The project is a large scale quantitative survey linking team diversity and team dynamics to team performance and metrics of innovation, primarily patents. The study will collect data from 5,234 engineering alumni who participated in a prior NSF funded longitudinal study about contextual barriers that impact persistence in engineering careers. It will investigate four research questions: (1) What conditions must be in place to facilitate/hinder demographically and informationally diverse teams to produce innovative solutions? (2) What are the underlying mechanisms by which demographically and informationally diverse teams produce innovative solutions? (3) What are the underlying mechanisms that explain the relationship between demographically and informationally diverse teams, information, discussion process, and innovation? and (4) How do these processes vary over the study period of two years? The CEM hypothesizes that it is not direct relationships between gender and racially diverse teams and innovation but factors within the team and team dynamics that influence the relationship between diversity and innovation. The investigators will use hierarchical linear regression, mediation analysis, and ANOVA to test the six hypotheses.

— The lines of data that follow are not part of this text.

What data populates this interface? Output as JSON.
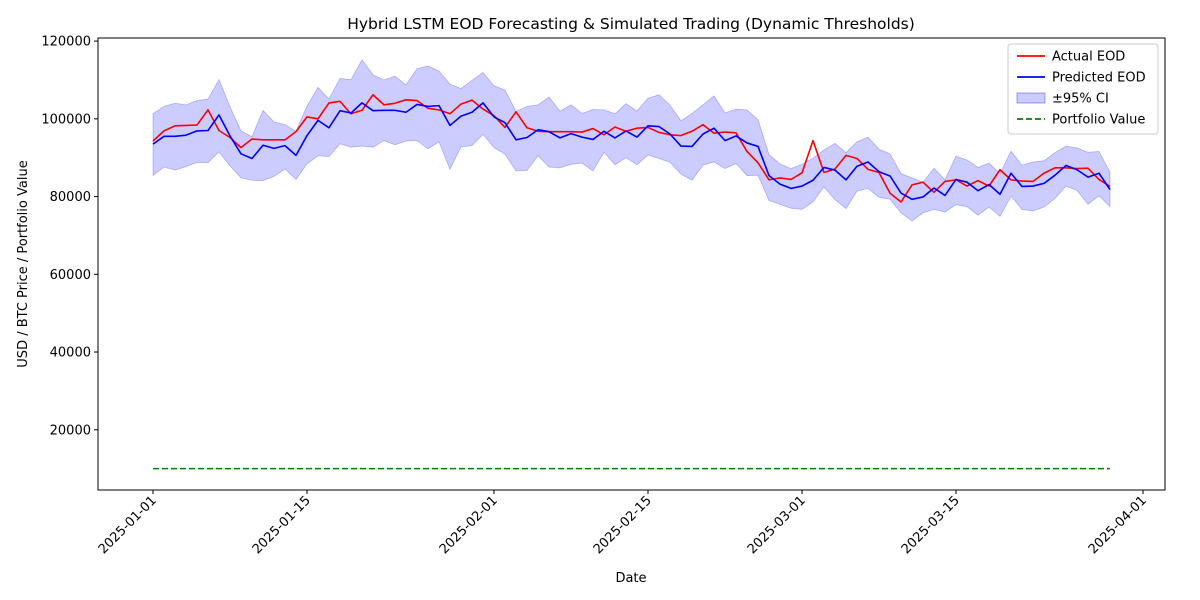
{
  "chart_data": {
    "type": "line",
    "title": "Hybrid LSTM EOD Forecasting & Simulated Trading (Dynamic Thresholds)",
    "xlabel": "Date",
    "ylabel": "USD / BTC Price / Portfolio Value",
    "x_start": "2025-01-01",
    "xlim": [
      "2024-12-27",
      "2025-04-03"
    ],
    "ylim": [
      4500,
      120800
    ],
    "x_ticks": [
      "2025-01-01",
      "2025-01-15",
      "2025-02-01",
      "2025-02-15",
      "2025-03-01",
      "2025-03-15",
      "2025-04-01"
    ],
    "y_ticks": [
      20000,
      40000,
      60000,
      80000,
      100000,
      120000
    ],
    "grid": false,
    "legend_position": "top-right",
    "legend": [
      "Actual EOD",
      "Predicted EOD",
      "±95% CI",
      "Portfolio Value"
    ],
    "series": [
      {
        "name": "Actual EOD",
        "color": "#ff0000",
        "style": "solid",
        "values": [
          94300,
          96900,
          98200,
          98300,
          98400,
          102300,
          97000,
          95200,
          92600,
          94800,
          94600,
          94600,
          94600,
          96700,
          100500,
          100000,
          104100,
          104500,
          101300,
          102200,
          106200,
          103600,
          104000,
          104900,
          104700,
          102700,
          102300,
          101300,
          103800,
          104800,
          102500,
          100800,
          97800,
          101800,
          97700,
          96800,
          96700,
          96700,
          96700,
          96600,
          97500,
          95900,
          97900,
          96800,
          97600,
          97800,
          96500,
          95900,
          95700,
          96800,
          98500,
          96300,
          96600,
          96400,
          91600,
          88700,
          84300,
          84800,
          84400,
          86100,
          94400,
          86200,
          87100,
          90600,
          89800,
          87000,
          86200,
          80900,
          78600,
          83000,
          83700,
          81100,
          83900,
          84300,
          82700,
          84100,
          82700,
          86900,
          84300,
          84000,
          83900,
          86000,
          87400,
          87400,
          87200,
          87300,
          84400,
          82600
        ],
        "ci_width": 8000
      },
      {
        "name": "Predicted EOD",
        "color": "#0000ff",
        "style": "solid",
        "values": [
          93500,
          95500,
          95500,
          95800,
          96900,
          97000,
          101000,
          95600,
          91000,
          89800,
          93200,
          92400,
          93100,
          90600,
          95700,
          99600,
          97700,
          102100,
          101500,
          104100,
          102100,
          102200,
          102200,
          101700,
          103700,
          103200,
          103400,
          98300,
          100700,
          101700,
          104100,
          100500,
          99000,
          94600,
          95200,
          97200,
          96700,
          95100,
          96200,
          95300,
          94700,
          96800,
          95100,
          96900,
          95300,
          98200,
          98000,
          96100,
          93000,
          92900,
          96100,
          97600,
          94400,
          95600,
          93800,
          92900,
          85400,
          83200,
          82100,
          82700,
          84200,
          87500,
          86800,
          84300,
          87800,
          88900,
          86400,
          85300,
          80900,
          79300,
          79900,
          82200,
          80300,
          84400,
          83700,
          81500,
          83100,
          80600,
          86000,
          82600,
          82700,
          83400,
          85500,
          88000,
          86900,
          85000,
          86000,
          81800
        ],
        "ci_width": 8000
      },
      {
        "name": "Portfolio Value",
        "color": "#008000",
        "style": "dashed",
        "values": [
          10000,
          10000,
          10000,
          10000,
          10000,
          10000,
          10000,
          10000,
          10000,
          10000,
          10000,
          10000,
          10000,
          10000,
          10000,
          10000,
          10000,
          10000,
          10000,
          10000,
          10000,
          10000,
          10000,
          10000,
          10000,
          10000,
          10000,
          10000,
          10000,
          10000,
          10000,
          10000,
          10000,
          10000,
          10000,
          10000,
          10000,
          10000,
          10000,
          10000,
          10000,
          10000,
          10000,
          10000,
          10000,
          10000,
          10000,
          10000,
          10000,
          10000,
          10000,
          10000,
          10000,
          10000,
          10000,
          10000,
          10000,
          10000,
          10000,
          10000,
          10000,
          10000,
          10000,
          10000,
          10000,
          10000,
          10000,
          10000,
          10000,
          10000,
          10000,
          10000,
          10000,
          10000,
          10000,
          10000,
          10000,
          10000,
          10000,
          10000,
          10000,
          10000,
          10000,
          10000,
          10000,
          10000,
          10000,
          10000
        ]
      }
    ],
    "ci_band": {
      "name": "±95% CI",
      "color": "#0000ff",
      "fill_opacity": 0.2,
      "upper": [
        101300,
        103200,
        104000,
        103600,
        104700,
        105100,
        110100,
        103100,
        96900,
        95400,
        102200,
        99200,
        98500,
        96800,
        103300,
        108100,
        105100,
        110400,
        110100,
        115200,
        111300,
        110000,
        111000,
        108700,
        112900,
        113600,
        112300,
        108900,
        107800,
        109900,
        111900,
        108500,
        107400,
        101900,
        103200,
        103600,
        105600,
        102000,
        103600,
        101400,
        102400,
        102300,
        101300,
        103900,
        102000,
        105300,
        106200,
        103500,
        99500,
        101400,
        103600,
        105900,
        101500,
        102500,
        102300,
        99800,
        90800,
        88400,
        87200,
        88300,
        89900,
        92000,
        93700,
        91300,
        94100,
        95300,
        92200,
        91000,
        85900,
        84800,
        83700,
        87300,
        84300,
        90400,
        89400,
        87500,
        88600,
        85900,
        91700,
        88100,
        88900,
        89200,
        91300,
        93000,
        92500,
        91400,
        91600,
        86300
      ],
      "lower": [
        85400,
        87600,
        86800,
        87700,
        88800,
        88700,
        91500,
        87900,
        84800,
        84200,
        84100,
        85200,
        87100,
        84400,
        88400,
        90500,
        90300,
        93600,
        92700,
        93000,
        92700,
        94400,
        93300,
        94300,
        94400,
        92300,
        94100,
        87000,
        92800,
        93100,
        96000,
        92600,
        90900,
        86600,
        86700,
        90500,
        87600,
        87400,
        88300,
        88600,
        86600,
        91400,
        88200,
        90000,
        88200,
        90700,
        89800,
        88800,
        85800,
        84200,
        88100,
        88900,
        87200,
        88500,
        85400,
        85500,
        79000,
        78000,
        77000,
        76700,
        78600,
        82500,
        79200,
        76900,
        81400,
        82100,
        79800,
        79300,
        75800,
        73700,
        75800,
        76700,
        76000,
        77900,
        77400,
        75200,
        77300,
        74900,
        80100,
        76700,
        76300,
        77300,
        79500,
        82700,
        81600,
        78000,
        80200,
        77400
      ]
    }
  }
}
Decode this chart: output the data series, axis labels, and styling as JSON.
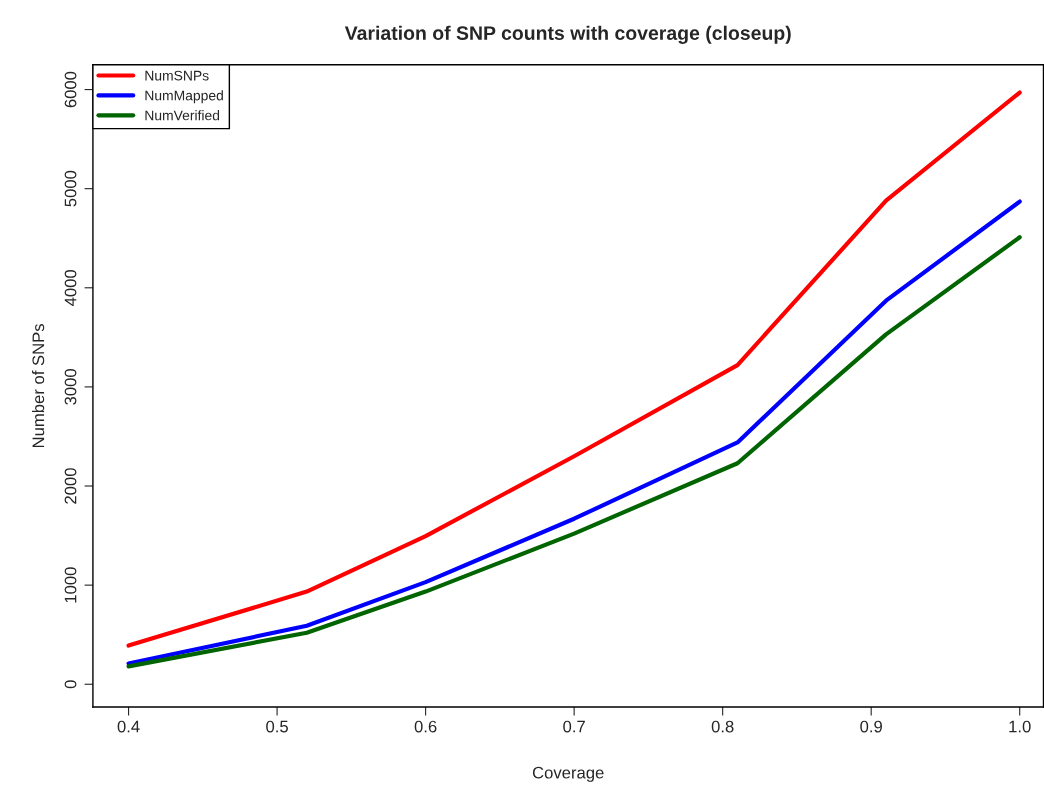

The project is supported by the ECR program that emphasizes fundamental STEM education research that generates foundational knowledge in the field. Investments are made in critical areas that are essential, broad and enduring: STEM learning and STEM learning environments, broadening participation in STEM, and STEM workforce development. ECR supports the accumulation of robust evidence to inform efforts to understand, build theory to explain, and suggest intervention and innovations to address persistent challenges in STEM interest, education, learning and participation.
This award reflects NSF's statutory mission and has been deemed worthy of support through evaluation using the Foundation's intellectual merit and broader impacts review criteria.